Ravens 16, Browns 3

Ex-Ravens QB Trent Dilfer wanted to show Baltimore what it was missing -- and he did. By completing barely half his passes for poor yardage and an interception, Dilfer had everyone at M&T Bank Stadium thinking, "Hey, that reminds me: How's Kyle Boller doing these days?"

Chiefs 28, Redskins 21

This game featured decidedly un-PC teams on both sidelines. And, after the Redskins' three costly turnovers, the game also featured some decidedly un-PG terms on one sideline.

Falcons 34, Saints 31

New Orleans had a field goal blocked and returned for a touchdown at the end of the first half, and then gave Atlanta's Todd Peterson two chances to kick the game-winner. Even the WUSA had more success with kicks than this.

Panthers 21, Lions 20

Backup QB Chris Weinke's game-winning performance undoubtedly made Lions fans wish they had Weinke instead of Joey Harrington. Of course, at this point they'd probably take Tinky Winky over Harrington.

Bengals 31, Titans 23

Thank goodness for their uniforms, because otherwise a sentence containing the words "Bengals" and "hideous" simply would be a thing of the past.

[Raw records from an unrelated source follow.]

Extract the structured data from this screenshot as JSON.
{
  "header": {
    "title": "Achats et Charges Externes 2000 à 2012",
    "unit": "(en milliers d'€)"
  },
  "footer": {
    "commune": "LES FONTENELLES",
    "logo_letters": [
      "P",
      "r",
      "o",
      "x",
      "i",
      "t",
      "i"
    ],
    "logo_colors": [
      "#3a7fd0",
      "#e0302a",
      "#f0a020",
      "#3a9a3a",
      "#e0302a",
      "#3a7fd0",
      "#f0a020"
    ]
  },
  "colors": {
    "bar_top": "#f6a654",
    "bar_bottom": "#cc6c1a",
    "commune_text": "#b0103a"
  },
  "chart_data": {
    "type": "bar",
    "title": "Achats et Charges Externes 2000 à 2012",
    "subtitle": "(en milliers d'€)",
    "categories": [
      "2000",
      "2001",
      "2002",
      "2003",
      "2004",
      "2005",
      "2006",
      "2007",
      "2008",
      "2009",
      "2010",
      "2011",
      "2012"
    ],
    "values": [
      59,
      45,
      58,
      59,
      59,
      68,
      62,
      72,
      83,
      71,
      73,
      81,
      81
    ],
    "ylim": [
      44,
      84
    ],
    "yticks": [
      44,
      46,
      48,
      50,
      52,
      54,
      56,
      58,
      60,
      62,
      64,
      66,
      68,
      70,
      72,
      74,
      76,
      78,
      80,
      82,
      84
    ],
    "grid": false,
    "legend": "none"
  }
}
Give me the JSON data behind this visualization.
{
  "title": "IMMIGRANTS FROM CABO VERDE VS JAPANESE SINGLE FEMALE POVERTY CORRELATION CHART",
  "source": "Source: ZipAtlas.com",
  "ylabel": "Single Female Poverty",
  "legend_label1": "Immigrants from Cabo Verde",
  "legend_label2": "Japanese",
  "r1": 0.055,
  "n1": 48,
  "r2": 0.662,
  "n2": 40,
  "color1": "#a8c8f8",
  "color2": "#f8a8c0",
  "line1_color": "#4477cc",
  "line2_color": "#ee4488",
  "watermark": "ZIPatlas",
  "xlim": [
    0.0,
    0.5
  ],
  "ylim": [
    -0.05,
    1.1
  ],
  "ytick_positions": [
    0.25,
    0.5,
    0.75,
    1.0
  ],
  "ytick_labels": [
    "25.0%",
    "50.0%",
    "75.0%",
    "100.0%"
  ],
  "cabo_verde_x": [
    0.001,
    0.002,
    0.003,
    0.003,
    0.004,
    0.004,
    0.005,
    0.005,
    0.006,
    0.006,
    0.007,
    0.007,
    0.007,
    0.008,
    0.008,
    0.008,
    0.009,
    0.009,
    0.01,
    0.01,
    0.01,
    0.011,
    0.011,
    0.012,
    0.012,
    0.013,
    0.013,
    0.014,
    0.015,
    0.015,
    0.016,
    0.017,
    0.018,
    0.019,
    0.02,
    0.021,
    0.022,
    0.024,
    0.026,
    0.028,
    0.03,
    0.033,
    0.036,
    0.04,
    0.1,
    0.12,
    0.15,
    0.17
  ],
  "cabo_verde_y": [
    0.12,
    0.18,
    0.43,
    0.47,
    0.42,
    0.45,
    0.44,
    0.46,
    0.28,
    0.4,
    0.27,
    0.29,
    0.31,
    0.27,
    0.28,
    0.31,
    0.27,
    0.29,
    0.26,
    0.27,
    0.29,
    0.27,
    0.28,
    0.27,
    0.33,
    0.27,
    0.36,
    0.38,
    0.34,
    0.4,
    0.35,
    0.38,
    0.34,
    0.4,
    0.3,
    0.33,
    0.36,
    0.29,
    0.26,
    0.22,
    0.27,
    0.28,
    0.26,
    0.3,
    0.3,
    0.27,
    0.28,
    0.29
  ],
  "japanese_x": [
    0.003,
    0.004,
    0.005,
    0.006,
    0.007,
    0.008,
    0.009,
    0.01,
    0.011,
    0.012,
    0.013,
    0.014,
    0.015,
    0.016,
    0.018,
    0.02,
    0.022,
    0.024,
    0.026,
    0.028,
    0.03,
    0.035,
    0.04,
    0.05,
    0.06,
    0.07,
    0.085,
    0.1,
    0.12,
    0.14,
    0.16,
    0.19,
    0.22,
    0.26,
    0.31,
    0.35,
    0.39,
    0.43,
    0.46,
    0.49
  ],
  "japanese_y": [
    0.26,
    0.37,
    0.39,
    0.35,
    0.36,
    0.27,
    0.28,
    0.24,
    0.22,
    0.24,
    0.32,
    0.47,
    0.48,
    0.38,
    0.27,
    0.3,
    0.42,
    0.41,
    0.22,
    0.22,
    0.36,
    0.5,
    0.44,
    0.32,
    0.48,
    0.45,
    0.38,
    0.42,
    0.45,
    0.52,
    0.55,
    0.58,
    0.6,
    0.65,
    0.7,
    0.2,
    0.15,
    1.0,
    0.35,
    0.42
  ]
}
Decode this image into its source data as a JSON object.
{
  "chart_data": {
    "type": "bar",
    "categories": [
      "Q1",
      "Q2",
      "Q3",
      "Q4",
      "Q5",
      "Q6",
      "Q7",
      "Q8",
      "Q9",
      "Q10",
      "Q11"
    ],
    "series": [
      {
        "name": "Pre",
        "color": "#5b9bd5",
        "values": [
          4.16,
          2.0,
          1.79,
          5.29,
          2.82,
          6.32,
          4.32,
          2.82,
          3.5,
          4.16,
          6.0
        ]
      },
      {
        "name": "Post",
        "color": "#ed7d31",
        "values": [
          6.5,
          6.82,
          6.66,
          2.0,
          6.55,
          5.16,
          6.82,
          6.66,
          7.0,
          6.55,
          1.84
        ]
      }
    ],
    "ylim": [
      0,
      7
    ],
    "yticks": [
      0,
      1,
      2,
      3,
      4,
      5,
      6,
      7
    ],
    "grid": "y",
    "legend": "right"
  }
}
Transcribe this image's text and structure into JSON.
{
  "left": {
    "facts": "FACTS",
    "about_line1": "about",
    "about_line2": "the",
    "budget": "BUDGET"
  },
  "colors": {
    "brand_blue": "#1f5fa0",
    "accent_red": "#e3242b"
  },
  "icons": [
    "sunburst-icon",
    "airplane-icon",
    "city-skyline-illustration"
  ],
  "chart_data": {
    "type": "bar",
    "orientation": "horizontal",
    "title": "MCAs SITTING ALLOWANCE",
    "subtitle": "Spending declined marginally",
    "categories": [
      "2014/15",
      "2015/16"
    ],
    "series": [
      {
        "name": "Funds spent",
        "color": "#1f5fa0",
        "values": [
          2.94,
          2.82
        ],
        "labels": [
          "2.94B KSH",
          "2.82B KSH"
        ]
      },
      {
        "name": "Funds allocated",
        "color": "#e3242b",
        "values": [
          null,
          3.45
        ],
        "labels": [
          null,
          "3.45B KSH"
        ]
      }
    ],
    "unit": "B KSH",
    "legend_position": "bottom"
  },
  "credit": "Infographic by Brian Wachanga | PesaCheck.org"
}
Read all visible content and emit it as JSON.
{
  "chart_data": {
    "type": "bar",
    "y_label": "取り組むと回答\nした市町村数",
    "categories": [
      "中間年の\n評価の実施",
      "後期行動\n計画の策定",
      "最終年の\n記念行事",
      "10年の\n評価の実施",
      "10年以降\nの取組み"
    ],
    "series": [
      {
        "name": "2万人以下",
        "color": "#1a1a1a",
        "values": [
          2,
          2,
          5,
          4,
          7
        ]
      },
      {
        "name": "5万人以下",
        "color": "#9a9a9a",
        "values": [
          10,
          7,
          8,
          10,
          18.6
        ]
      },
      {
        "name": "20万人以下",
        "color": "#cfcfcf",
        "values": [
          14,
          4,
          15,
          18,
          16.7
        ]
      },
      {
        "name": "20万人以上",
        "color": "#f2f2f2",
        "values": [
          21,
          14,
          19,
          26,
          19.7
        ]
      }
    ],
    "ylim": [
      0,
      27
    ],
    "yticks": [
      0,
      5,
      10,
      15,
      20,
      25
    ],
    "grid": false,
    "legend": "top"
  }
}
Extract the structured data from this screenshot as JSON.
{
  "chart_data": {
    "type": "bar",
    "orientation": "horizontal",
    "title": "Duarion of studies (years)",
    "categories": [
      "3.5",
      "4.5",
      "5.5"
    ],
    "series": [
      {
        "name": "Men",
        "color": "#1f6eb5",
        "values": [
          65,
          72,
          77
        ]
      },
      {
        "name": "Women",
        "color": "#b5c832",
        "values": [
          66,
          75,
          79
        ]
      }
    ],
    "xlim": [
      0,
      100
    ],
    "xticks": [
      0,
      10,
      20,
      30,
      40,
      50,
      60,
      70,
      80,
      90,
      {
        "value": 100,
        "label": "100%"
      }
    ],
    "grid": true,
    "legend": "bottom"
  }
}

Jaguars 23, Steelers 17 (OT)

Former insurance salesman Tommy Maddox was expected to provide Pittsburgh some insurance against an injury to Ben Roethlisberger. Guess we now know why he's a former insurance salesman.

Cowboys 16, Giants 13 (OT)

Dallas came away with the win, but an abundance of sloppy play left the team feeling the need to tighten things up a bit. Jerry Jones has scheduled an appointment with his cosmetic surgeon.

Bears 28, Vikings 3

Despite another woeful performance by Minnesota, Mike Tice says he has no fear of being stripped of his coaching responsibilities. Mainly because, right about now, nobody in the Vikings organization wants to be connected to stripping.

Buccaneers 27, Dolphins 13

Weed-loving prodigal son Ricky Williams made a much-ballyhooed return, but he wound up doing little as Tampa Bay held Miami's running game in check. Of course, this hardly marked the first time Ricky was blunted.

Broncos 28, Patriots 20

Denver's offense must have been making sweet music against New England, because several people sitting near ex-Bronco Bill Romanowski swore they heard the sound of fingers snapping.

Bills 27, Jets 17

Earlier in the week, Buffalo Coach Mike Mularkey had refused to divulge whether his starting quarterback would be Kelly Holcomb or J.P. Losman in order to gain a "competitive advantage." Sure enough, the Jets' spirits were crushed when the game began, and they realized they would not be given the competitive advantage of facing Losman.

Chargers 27, Raiders 14

Running, catching, passing -- is there anything LaDainian Tomlinson can't do? Somehow, it doesn't seem coincidental that, since Tomlinson joined the Chargers, absolutely none of their fans has been stabbed by Raiders fans.

Seahawks 42, Texans 10

Many people in Houston couldn't have cared less about the score of this game, since they were consumed by the exploits of the Astros. And just about everyone else in Houston couldn't have cared less about the score of this game, since it involved the exploits of the Texans.

-- Desmond Bieler

A fan shows his support for the Bucs (and his contempt for the animal kingdom) at the Tampa Bay-Miami game.